Detecting the Breach

The first step in successfully managing a network security breach is to first detect that there is a true threat. This may seem like a blatantly obvious step and like a task that can be completed with the utmost speed and ease, but past evidence suggests otherwise. Hackers resided in Target’s network for approximately 15 days before being discovered; JPMorgan Chase’s for 2 months; Neiman Marcus’ and Home Depot’s for 5 months each; and Goodwill’s for an astonishing 18 months! These delays in detection seriously hindered the vulnerability remediation processes of these companies and led to even more data loss.

Why is detection so slow?

A long detection process can be caused by any number of factors. Perhaps management shifted resources to other aspects of the business or perhaps widespread cultural changes led to a lapse in preparedness. Aleksandr Yampolskiy, CEO of SecurityScorecards, in The Huffington Post cites security teams being inundated with data as being the primary reason detection can take a long time: “[Security teams] get so much information that the event that matters is buried in those security logs.” Vulnerability scanners and intrusion detection tools can return large amounts of information about false-positive security breaches, so it is imperative to keep this information organized and security teams ready to react quickly to the real threats.

Contact a Security Response Professional

A company’s security team may be prepared to remediate the vulnerabilities that allowed the attack to occur, but it may not be ready to handle all of the other problems that come along with it. A hacking event can interrupt business services, damage the company-customer relationship, and lead to a series of legal and regulatory obligations which vary according to the state in which the event occurred, the industry of the company affected, and the type of breach. It can be a dizzying experience.

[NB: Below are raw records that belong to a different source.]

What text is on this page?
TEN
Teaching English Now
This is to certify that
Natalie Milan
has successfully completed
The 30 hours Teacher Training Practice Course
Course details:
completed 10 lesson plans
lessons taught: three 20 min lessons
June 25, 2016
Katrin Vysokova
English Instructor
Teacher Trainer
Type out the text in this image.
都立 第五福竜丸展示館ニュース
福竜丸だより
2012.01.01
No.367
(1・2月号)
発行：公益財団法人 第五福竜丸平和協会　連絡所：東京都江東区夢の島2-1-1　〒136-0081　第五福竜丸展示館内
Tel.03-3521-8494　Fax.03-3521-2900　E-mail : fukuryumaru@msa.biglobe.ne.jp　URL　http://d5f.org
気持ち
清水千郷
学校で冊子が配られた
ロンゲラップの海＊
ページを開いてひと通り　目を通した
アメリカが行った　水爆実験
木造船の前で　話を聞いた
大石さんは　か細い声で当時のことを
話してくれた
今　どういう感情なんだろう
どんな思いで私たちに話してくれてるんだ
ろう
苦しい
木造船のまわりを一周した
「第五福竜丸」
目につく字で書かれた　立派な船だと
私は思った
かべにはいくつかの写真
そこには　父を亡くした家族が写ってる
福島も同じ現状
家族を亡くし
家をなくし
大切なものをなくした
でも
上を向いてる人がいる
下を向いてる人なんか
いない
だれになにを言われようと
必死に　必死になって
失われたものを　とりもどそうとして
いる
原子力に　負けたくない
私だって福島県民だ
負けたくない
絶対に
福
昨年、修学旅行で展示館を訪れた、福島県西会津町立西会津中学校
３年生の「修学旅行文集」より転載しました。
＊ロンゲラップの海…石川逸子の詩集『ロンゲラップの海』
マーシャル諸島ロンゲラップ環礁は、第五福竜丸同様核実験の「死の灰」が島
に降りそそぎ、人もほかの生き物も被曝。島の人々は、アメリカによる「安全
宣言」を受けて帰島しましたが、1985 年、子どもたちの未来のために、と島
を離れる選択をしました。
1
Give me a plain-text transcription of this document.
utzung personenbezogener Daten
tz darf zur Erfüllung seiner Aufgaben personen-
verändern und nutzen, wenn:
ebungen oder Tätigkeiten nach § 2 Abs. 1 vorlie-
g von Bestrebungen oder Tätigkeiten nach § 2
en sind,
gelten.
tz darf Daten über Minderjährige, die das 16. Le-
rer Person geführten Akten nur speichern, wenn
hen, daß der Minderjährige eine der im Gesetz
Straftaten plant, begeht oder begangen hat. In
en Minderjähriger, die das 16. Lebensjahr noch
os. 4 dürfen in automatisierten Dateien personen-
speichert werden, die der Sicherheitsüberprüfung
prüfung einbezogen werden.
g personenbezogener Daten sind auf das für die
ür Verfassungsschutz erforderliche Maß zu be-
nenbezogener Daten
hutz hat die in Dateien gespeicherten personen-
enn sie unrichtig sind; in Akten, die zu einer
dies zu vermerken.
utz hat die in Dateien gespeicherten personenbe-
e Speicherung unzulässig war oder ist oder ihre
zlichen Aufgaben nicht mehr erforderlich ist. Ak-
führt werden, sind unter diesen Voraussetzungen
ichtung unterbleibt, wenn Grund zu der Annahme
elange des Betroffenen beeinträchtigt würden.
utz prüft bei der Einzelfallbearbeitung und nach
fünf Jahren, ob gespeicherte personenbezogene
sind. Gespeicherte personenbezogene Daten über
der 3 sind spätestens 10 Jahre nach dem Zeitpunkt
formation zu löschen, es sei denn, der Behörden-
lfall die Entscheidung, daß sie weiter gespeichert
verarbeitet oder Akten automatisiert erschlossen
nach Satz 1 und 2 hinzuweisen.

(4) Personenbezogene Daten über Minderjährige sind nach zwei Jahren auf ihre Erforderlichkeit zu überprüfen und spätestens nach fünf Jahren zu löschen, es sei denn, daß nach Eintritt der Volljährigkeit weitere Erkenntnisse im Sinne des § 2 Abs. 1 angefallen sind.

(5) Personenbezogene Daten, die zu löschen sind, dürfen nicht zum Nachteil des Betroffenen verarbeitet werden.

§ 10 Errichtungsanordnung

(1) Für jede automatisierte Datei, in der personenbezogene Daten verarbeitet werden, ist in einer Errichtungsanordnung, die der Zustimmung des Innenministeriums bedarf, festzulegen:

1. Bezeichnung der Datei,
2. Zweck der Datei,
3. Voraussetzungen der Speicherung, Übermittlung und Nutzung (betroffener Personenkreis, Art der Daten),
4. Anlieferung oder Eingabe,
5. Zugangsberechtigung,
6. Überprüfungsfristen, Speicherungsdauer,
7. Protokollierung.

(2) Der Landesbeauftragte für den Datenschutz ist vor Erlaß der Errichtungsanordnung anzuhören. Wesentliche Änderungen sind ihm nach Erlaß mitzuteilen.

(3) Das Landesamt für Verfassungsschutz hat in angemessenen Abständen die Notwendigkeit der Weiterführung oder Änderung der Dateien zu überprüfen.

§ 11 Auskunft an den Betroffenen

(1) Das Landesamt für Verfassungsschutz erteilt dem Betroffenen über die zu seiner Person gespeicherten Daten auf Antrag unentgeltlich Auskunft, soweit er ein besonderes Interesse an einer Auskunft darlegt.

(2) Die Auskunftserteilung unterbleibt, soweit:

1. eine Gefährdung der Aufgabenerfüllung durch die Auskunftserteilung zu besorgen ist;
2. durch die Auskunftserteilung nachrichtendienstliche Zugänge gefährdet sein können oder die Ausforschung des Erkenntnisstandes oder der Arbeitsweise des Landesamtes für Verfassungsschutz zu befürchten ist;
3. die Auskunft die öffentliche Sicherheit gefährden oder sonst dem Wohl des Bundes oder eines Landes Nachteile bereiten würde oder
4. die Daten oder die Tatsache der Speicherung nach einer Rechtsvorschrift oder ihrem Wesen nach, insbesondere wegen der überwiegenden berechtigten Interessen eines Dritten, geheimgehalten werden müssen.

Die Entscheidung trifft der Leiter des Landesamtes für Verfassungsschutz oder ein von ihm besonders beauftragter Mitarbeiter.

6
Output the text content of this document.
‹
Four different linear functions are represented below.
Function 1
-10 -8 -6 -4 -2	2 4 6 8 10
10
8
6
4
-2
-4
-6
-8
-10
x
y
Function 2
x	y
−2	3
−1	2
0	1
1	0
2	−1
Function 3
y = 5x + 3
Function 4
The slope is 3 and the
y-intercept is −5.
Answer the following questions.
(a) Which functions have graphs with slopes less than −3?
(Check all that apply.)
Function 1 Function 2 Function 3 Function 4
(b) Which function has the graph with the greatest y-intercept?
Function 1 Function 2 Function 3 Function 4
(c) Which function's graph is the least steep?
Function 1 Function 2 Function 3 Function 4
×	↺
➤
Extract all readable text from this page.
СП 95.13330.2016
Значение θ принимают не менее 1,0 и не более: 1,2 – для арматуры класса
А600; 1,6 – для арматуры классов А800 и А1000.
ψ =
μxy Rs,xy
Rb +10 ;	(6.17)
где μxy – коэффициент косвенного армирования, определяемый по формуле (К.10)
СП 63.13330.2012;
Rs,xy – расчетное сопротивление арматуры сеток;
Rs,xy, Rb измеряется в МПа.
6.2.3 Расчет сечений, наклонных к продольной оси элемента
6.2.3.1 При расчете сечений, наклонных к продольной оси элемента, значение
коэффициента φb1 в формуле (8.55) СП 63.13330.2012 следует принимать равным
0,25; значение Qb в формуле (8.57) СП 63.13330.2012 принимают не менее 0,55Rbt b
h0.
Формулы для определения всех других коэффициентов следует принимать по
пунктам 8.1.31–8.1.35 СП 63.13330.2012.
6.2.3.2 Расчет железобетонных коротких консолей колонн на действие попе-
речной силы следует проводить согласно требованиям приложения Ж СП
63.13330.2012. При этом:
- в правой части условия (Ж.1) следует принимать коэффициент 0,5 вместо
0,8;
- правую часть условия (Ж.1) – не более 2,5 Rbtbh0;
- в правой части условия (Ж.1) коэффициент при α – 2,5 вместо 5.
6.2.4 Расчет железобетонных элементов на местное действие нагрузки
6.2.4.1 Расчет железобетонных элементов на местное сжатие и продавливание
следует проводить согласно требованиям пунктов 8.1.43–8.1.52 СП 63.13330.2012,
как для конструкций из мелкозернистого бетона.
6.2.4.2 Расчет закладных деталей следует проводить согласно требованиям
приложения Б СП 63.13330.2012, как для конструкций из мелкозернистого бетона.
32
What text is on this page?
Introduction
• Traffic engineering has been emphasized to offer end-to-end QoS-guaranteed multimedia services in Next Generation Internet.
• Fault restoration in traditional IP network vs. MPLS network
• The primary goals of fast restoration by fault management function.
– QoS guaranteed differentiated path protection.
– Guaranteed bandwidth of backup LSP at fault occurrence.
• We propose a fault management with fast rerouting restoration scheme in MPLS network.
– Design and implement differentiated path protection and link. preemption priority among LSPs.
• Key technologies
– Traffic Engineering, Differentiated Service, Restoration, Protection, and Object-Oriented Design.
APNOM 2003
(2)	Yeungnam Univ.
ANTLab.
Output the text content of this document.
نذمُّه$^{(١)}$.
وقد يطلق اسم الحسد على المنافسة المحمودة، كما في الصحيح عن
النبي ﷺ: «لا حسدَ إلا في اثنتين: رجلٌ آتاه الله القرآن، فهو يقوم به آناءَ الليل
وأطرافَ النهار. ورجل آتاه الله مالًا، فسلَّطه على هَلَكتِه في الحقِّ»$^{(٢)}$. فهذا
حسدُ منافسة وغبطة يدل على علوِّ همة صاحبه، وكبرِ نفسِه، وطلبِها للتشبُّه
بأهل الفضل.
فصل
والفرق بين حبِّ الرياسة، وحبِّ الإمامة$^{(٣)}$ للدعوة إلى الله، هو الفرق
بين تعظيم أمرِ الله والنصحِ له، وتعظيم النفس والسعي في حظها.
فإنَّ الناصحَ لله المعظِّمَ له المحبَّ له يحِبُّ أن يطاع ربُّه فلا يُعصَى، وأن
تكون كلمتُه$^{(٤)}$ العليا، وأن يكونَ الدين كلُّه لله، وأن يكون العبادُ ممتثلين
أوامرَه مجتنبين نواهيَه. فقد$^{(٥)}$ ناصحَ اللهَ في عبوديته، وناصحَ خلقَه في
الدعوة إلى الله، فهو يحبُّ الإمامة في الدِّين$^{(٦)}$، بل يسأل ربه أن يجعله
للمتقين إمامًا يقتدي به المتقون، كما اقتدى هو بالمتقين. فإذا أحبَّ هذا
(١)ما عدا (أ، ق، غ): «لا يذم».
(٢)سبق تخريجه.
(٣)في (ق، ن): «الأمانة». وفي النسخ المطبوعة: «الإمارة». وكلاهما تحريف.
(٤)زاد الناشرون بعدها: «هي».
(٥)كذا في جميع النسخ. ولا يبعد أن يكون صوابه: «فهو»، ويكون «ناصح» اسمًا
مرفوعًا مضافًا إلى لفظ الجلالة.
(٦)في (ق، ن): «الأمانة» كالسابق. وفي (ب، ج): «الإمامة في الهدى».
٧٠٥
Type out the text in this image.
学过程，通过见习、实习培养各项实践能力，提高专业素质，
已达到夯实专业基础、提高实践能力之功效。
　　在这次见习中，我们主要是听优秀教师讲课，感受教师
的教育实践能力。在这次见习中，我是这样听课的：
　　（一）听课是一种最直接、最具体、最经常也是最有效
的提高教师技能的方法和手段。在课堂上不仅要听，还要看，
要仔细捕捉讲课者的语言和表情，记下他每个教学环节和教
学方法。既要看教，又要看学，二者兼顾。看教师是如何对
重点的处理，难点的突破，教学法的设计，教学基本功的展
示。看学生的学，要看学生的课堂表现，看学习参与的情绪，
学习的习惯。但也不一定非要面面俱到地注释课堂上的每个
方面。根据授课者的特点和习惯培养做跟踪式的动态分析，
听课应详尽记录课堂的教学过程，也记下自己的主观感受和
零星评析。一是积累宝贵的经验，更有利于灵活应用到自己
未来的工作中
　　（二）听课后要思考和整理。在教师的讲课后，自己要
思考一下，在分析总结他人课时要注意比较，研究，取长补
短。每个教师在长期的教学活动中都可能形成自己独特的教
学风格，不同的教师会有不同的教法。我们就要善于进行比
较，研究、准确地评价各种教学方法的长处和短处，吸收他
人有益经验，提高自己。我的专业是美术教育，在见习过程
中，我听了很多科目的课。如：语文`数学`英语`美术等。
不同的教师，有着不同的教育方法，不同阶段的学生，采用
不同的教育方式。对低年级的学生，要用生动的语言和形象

It is for these reasons that contacting a security response professional is necessary, if there is not already one in the security team. In fact, it is best to bring one in as soon as an attack is suspected, so that no time is wasted.A certified digital forensics expert will help a company:

  1.      Determine the scope of the data loss
  2.      Secure the proper evidence for further investigation into the attack
  3.      Defend against exposure
  4.      Retain customers
  5.      Assess the legal and regulatory requirements that have to be met

Security breaches are nearly impossible to prevent, but they can be managed successfully if the correct initial steps are taken. Swift detection and the inclusion of knowledgeable and capable professionals can mean minimal data loss and the quick resumption of business as usual.